Philip Cooney removed or adjusted descriptions of climate research that had already been approved by government scientists, the newspaper said.

The White House denied Mr Cooney, a former oil industry advocate, watered down the reports.

It said the changes were part of a normal inter-agency review process.

The reports were "based on the best available science", spokesman Scott McClellan said.

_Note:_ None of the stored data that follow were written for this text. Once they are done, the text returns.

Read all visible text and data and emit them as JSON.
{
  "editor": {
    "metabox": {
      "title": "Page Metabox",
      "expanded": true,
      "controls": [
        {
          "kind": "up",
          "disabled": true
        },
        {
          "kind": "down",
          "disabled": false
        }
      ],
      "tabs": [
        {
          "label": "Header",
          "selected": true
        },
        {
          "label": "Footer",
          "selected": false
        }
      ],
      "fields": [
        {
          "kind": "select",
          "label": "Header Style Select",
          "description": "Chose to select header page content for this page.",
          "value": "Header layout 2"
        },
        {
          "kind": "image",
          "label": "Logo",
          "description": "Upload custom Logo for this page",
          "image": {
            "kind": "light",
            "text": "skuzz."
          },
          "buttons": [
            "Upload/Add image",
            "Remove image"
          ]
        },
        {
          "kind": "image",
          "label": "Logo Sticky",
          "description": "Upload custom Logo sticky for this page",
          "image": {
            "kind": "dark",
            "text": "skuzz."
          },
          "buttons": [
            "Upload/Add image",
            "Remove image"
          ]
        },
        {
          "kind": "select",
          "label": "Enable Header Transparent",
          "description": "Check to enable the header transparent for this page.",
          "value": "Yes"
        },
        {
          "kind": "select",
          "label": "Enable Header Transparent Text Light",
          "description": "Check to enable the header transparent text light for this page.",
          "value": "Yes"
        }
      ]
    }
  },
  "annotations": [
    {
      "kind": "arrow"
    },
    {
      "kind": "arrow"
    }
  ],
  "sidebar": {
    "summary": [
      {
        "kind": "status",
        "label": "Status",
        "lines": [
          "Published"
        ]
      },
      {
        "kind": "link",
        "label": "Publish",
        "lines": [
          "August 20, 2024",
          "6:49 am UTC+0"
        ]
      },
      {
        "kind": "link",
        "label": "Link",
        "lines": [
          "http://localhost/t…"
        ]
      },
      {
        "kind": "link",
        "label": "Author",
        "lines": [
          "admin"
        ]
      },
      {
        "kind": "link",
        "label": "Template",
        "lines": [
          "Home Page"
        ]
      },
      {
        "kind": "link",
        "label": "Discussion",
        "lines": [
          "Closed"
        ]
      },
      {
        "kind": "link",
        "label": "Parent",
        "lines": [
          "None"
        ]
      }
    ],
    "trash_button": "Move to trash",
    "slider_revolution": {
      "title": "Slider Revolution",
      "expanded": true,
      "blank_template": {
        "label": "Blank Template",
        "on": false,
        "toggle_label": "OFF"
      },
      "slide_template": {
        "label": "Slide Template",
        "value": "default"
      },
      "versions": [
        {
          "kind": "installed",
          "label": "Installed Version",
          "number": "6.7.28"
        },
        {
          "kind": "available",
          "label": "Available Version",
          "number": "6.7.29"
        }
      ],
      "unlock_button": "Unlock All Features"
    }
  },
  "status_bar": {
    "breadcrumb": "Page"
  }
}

Mr Cooney is chief of staff for the White House Council on Environmental Quality, which helps devise and promote the administration's policies on environmental issues.

The administration of President George W Bush has consistently questioned the need for quick action on climate change, and the US has refused to ratify the Kyoto Protocol aimed at cutting down greenhouse gas emissions.

'Uncertainties'

Before working at the White House, Mr Cooney was a lobbyist at the American Petroleum Institute, the largest oil industry trade group.

He is a lawyer by training, with no scientific background.

The New York Times said he made dozens of changes to reports issued in 2002 and 2003, and many appeared in final versions of major administration climate reports.

They included the insertion of the phrase "significant and fundamental" before the word "uncertainties", and tended to produce an air of doubt about findings most climate experts say are robust, the paper reported.

In another instance, the paper said Mr Cooney added the word "extremely" to the sentence, "The attribution of the causes of biological and ecological changes to climate change or variability is extremely difficult."

The newspaper obtained the documents from the Government Accountability Project, a non-profit group that provides legal assistance to whistle-blowers.

The project is representing Rick Piltz, who resigned in March from the office that co-ordinates government climate research and which issued the documents that Mr Cooney edited.